A few notes prepared while writing training courses...
Note that the following examples assume MySQL as the chosen database. Other relational databases will tend to use a similar logic, although with slightly different syntax.
When building web applications, we often use a database to store information
We want to store our application data separately from:
- application logic (e.g. Ruby, Python)
- presentation (e.g. HTML templates)
There are a number of advantages for separating information from presentation:
- Easier to manage content without changing logic
- Data can be re-used elsewhere
- Data can be managed via an administrative tool (such as a content management system), with little or no technical knowledge required
- Databases are optimised to store and retrieve data quickly
A database is just a collection of one or more tables of data
- Each table has a number of columns (or fields, attributes)
- Each column has a specific name
- Each column also has a data type (e.g. text, number, date/time, etc)

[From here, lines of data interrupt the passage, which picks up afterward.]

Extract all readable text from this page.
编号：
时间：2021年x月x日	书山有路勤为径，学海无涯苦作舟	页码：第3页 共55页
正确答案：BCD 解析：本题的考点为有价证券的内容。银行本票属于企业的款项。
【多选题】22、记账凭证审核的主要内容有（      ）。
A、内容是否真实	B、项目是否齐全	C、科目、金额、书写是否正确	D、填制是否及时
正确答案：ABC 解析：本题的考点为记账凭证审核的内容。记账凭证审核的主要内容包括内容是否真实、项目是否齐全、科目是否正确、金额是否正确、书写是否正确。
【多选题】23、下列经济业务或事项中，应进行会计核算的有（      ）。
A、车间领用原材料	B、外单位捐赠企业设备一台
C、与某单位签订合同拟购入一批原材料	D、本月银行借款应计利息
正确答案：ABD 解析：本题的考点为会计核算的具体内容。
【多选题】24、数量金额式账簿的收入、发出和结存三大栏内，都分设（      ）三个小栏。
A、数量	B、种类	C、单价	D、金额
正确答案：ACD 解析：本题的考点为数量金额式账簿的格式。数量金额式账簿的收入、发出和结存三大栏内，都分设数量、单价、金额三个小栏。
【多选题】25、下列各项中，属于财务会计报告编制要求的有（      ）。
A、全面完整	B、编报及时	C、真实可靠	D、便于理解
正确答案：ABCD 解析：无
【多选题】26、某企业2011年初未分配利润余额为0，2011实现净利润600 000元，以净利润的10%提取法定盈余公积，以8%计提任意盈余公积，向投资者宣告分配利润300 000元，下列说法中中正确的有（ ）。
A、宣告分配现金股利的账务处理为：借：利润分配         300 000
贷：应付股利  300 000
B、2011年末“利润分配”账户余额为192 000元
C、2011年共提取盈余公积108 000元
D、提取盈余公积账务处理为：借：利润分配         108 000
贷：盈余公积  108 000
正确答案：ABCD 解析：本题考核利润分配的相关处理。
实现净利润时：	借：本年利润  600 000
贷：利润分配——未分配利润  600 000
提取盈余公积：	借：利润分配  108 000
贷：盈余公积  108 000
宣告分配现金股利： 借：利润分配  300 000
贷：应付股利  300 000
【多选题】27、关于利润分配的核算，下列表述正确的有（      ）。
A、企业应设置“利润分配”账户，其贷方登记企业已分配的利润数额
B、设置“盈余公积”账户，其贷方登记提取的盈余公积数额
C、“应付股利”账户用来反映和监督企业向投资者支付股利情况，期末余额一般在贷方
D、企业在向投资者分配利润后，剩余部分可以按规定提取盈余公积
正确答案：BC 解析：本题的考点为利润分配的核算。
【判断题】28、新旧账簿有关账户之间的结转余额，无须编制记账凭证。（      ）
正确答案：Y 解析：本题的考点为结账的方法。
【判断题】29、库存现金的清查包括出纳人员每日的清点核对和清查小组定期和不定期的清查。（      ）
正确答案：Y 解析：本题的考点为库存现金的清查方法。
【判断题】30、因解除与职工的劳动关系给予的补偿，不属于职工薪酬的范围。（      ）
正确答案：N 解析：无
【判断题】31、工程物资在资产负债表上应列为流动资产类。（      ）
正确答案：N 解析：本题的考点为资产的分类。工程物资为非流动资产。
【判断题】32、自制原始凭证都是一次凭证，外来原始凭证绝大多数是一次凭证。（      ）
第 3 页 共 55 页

- Data is stored in a table in rows
- Each individual column within a row is called a cell
Database field names don't usually contain spaces. Conventions usually suggest making them all lower-case, using underscores to separate words
id | column_1 | column_2 |
---|---|---|
1 | row 1 | cell |
2 | row 2 | lorem |
3 | cell | ipsum |
The following notes will be based around designing a database to meet an example scenario:
Design a database for a web application that tweets a daily question and aggregates @replies. These tweets will be categorised into one or more categories
We can design our database by following a few simple steps:
- Decide on what data you want to store
- Choose data types for each of these items of information
- Normalise the data
These notes will then explain how to:
- Create your database
- Populate your database
- Query your database
When designing a database, it is important to first decide what data we want to store.
If we were to imagine our example data in tabular form, we might have something like this:
id | name | handle | question | answer | categories | date_added |
---|---|---|---|---|---|---|
1 | Pete | blah | Favourite Cheese | Edam | serious | 2013-03-21 18:34:23 |
2 | Rich | rich_xyz | Favourite Prince | Fresh | funny, winner | 2013-03-21 19:25:16 |
3 | Nick | something | Favourite Prince | TAFKAP | serious, funny | 2013-03-21 20:12:01 |
4 | Mike | dangerous | Favourite Cheese | Melted cheese | funny, winner | 2013-03-21 19:25:16 |
This step identifies the possible values for the data
Data types control the way the data is stored in the database - to make it as efficient as possible
A few example data types:
-
String (text):
- Fixed length (up to 255 characters)
- Variable length (up to 255 characters)
- Text (over 255 characters)
-
Numeric:
- Integers - whole numbers
- Decimal - not whole numbers
- Date and time
(Exact data types can vary depending on the database used)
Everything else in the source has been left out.